Narrative Update on Ceconomy

Analysts have raised Ceconomy's fair value estimate from €4.27 to €4.53 per share, citing a modest improvement in profit margin projections, while expectations for revenue growth have been lowered.

What's in the News

  • JD.com's talks to acquire Ceconomy are reportedly in the final stages, with an official deal announcement possible soon (Reuters).
  • JD.com has proposed to acquire a 74.65% stake in Ceconomy for €1.7 billion. The offer is €4.60 per share in cash, and the company plans to maintain Ceconomy as a stand-alone European business.
  • As part of the proposed takeover, investors representing a combined 57.1% of Ceconomy's shares have agreed to tender their shares or retain holdings with JD.com, supporting the deal's completion.
  • Ceconomy has provided new earnings guidance for the year ending September 2025, forecasting EBIT of approximately €375 million.
  • Ceconomy AG has been removed from the Germany Small DAX (Total Return) Index.

Valuation Changes

  • Fair Value Estimate has risen from €4.27 to €4.53 per share, reflecting a modest improvement.
  • The discount rate decreased slightly from 8.63% to 8.58%, indicating a marginally lower perceived risk.
  • The revenue growth forecast has fallen significantly, from 2.84% to 1.47%.
  • Net profit margin is projected to improve slightly, increasing from 1.84% to 1.96%.
  • The future P/E ratio has risen slightly from 5.44x to 5.53x.

Disclaimer

AnalystConsensusTarget is a tool utilizing a Large Language Model (LLM) that ingests data on consensus price targets, forecasted revenue and earnings figures, as well as the transcripts of earnings calls to produce qualitative analysis.
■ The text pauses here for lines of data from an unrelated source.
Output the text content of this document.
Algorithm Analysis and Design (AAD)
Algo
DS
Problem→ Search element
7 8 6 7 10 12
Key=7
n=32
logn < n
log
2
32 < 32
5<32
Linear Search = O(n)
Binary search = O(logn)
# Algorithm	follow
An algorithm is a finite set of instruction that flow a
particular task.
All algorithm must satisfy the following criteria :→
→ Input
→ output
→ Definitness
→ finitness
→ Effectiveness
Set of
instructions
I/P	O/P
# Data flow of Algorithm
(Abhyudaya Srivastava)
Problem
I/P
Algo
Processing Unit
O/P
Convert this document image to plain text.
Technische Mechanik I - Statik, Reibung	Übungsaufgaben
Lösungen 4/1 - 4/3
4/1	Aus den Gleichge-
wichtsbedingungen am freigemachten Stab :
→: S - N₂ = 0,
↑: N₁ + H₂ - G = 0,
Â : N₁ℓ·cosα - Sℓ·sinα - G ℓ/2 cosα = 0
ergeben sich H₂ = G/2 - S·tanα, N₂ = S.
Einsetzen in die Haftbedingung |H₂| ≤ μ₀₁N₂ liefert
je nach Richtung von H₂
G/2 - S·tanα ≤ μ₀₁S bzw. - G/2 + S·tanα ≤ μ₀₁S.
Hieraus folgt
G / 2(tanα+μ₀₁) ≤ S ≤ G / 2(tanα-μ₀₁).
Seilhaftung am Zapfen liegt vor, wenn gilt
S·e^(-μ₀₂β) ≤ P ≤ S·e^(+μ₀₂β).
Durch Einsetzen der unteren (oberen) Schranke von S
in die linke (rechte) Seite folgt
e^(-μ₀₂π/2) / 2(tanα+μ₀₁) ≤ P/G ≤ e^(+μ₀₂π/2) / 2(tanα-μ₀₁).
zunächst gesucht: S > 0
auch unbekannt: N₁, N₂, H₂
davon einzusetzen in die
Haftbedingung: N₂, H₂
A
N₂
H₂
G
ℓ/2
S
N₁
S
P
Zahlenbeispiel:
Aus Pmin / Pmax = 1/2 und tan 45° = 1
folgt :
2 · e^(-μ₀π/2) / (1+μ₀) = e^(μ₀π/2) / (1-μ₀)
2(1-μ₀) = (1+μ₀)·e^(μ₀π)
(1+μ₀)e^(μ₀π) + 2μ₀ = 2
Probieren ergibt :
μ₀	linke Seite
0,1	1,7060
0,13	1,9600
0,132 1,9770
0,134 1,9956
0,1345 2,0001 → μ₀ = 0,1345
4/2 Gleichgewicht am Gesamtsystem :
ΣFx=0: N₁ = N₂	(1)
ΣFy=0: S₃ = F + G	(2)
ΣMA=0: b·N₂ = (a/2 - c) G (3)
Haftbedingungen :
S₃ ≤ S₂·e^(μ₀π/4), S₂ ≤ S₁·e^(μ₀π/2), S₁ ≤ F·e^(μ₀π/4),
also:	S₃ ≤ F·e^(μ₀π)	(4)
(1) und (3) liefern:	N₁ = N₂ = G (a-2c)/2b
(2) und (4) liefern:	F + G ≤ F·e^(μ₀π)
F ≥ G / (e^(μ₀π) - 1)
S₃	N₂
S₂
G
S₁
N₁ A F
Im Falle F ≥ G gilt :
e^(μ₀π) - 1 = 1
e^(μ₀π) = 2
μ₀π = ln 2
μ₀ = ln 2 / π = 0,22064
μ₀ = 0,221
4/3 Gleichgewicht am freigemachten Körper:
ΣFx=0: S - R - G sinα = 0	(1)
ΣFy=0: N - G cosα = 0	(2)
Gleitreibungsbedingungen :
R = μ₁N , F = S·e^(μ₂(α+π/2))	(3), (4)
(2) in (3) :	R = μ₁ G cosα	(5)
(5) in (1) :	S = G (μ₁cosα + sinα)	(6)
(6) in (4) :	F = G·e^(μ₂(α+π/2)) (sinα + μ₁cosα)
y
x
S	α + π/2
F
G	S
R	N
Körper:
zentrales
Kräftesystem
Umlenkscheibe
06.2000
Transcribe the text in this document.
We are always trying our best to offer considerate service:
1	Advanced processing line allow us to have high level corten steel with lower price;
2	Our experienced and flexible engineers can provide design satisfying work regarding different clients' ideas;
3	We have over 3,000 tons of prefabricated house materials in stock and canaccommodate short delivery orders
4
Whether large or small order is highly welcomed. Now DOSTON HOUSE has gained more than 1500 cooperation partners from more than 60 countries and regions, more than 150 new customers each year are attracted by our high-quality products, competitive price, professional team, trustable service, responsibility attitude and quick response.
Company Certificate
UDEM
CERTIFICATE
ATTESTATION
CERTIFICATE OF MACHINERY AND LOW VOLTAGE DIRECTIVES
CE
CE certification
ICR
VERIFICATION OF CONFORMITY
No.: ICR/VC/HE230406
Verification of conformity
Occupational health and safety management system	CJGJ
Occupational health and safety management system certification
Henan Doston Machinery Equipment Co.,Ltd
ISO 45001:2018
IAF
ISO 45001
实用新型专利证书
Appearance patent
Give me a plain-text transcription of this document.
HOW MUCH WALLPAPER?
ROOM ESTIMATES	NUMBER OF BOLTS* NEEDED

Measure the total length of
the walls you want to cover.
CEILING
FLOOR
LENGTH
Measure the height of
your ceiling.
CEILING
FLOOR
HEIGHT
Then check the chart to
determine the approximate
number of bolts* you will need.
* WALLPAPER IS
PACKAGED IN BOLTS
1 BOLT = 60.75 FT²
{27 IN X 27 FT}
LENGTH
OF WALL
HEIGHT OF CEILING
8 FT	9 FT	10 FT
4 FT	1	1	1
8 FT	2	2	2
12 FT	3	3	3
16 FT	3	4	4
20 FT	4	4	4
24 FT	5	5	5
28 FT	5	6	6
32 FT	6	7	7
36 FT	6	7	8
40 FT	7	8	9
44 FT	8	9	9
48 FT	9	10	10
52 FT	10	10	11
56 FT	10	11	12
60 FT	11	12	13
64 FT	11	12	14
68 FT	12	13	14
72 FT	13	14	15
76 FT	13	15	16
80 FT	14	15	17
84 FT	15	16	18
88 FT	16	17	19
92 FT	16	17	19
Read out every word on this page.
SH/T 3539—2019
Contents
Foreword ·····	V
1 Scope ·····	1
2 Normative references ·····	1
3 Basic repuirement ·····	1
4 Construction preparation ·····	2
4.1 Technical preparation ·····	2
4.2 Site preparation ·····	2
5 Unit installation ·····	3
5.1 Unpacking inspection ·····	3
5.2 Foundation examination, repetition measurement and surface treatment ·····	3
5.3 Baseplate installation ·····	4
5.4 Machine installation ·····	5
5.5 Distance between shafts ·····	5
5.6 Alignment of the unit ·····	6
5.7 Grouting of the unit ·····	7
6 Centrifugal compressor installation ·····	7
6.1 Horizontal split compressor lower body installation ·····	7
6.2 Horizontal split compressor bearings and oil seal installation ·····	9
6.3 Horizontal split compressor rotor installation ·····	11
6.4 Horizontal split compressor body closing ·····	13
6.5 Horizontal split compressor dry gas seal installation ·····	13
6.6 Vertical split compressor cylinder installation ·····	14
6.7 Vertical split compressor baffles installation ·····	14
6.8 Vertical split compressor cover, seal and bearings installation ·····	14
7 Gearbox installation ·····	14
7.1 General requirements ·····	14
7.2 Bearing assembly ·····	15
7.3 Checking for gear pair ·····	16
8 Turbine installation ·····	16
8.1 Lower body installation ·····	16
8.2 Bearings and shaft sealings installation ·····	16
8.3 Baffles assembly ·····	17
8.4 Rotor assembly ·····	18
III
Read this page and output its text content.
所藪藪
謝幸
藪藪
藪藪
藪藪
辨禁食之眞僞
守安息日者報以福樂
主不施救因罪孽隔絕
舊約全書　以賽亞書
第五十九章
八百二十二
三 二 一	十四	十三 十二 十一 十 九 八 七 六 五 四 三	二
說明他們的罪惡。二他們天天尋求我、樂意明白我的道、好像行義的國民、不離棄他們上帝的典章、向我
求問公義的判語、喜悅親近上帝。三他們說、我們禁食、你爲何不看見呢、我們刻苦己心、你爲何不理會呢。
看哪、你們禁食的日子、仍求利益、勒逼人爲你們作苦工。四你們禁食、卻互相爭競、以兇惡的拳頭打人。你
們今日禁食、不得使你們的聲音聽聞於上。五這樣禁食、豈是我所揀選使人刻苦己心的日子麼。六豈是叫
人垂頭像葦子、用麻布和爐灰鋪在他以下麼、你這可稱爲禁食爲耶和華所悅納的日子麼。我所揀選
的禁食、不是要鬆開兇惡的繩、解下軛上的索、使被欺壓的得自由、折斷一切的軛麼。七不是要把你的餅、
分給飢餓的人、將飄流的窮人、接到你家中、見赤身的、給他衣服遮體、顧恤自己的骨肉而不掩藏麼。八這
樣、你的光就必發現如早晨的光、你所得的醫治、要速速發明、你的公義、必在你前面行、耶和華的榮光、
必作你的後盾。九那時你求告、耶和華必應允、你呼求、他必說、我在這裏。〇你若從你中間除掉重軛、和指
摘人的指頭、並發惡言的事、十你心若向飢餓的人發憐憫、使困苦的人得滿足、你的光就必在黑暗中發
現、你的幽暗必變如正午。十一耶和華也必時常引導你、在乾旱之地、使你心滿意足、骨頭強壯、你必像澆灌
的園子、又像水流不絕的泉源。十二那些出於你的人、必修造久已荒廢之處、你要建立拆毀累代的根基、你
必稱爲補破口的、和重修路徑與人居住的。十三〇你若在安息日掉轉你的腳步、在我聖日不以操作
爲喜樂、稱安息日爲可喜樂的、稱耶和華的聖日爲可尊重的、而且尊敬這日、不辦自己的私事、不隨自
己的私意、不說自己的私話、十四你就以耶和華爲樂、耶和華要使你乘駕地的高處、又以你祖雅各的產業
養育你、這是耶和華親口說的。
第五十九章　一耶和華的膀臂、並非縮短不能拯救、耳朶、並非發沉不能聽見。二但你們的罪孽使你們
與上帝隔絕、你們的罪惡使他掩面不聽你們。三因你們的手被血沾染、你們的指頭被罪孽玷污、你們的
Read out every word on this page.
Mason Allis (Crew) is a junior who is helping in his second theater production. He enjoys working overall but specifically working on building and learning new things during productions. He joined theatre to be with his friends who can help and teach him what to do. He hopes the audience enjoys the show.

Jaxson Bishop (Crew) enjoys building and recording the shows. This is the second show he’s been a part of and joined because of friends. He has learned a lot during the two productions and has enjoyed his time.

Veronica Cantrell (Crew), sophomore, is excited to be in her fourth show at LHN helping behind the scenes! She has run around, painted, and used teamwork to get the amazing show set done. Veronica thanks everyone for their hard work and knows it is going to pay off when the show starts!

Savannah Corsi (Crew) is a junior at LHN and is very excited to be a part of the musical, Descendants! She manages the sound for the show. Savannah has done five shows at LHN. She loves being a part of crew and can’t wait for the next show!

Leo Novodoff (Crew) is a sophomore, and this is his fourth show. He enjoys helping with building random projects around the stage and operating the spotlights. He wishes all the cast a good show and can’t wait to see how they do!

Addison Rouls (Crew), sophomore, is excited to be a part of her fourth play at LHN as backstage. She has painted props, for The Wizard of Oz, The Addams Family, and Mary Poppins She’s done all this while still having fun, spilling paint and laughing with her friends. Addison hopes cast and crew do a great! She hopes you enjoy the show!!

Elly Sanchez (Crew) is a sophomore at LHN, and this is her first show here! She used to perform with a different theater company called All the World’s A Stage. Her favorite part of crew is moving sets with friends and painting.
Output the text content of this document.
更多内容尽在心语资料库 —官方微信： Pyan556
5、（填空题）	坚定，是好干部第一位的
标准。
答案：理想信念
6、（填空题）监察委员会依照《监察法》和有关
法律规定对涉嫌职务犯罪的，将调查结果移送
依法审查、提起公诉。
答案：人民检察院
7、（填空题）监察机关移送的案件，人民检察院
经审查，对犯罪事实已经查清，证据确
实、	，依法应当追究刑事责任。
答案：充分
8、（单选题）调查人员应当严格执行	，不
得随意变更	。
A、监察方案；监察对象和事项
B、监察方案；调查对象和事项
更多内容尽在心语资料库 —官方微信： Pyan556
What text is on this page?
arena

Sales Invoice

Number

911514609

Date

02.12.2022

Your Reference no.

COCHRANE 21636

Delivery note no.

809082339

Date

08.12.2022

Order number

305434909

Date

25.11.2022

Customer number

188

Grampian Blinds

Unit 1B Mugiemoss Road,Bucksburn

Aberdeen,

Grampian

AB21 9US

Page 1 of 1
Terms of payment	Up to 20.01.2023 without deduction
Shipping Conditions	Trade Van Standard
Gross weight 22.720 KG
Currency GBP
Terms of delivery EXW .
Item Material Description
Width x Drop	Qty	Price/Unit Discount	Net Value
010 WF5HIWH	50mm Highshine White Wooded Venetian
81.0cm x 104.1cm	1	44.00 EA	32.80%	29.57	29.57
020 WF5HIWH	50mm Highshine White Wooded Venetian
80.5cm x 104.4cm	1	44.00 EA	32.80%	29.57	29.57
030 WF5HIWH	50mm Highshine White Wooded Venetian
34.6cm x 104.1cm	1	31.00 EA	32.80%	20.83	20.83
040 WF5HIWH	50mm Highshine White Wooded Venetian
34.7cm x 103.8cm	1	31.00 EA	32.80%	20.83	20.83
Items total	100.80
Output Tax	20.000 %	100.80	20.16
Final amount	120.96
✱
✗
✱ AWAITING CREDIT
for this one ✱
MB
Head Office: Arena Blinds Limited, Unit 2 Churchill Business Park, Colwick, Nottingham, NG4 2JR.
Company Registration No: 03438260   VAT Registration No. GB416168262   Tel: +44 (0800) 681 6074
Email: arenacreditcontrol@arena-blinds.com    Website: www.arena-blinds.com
The narratives produced by AnalystConsensusTarget are general in nature and are based solely on analyst data and publicly-available material published by the respective companies. These scenarios are not indicative of the company's future performance and are exploratory in nature. Simply Wall St has no position in the company(s) mentioned. Simply Wall St may provide the securities issuer or related entities with website advertising services for a fee, on an arm's length basis. These relationships have no impact on the way we conduct our business, the content we host, or how our content is served to users. The price targets and estimates used are consensus data, and do not constitute a recommendation to buy or sell any stock, and they do not take account of your objectives, or your financial situation. Note that AnalystConsensusTarget's analysis may not factor in the latest price-sensitive company announcements or qualitative material.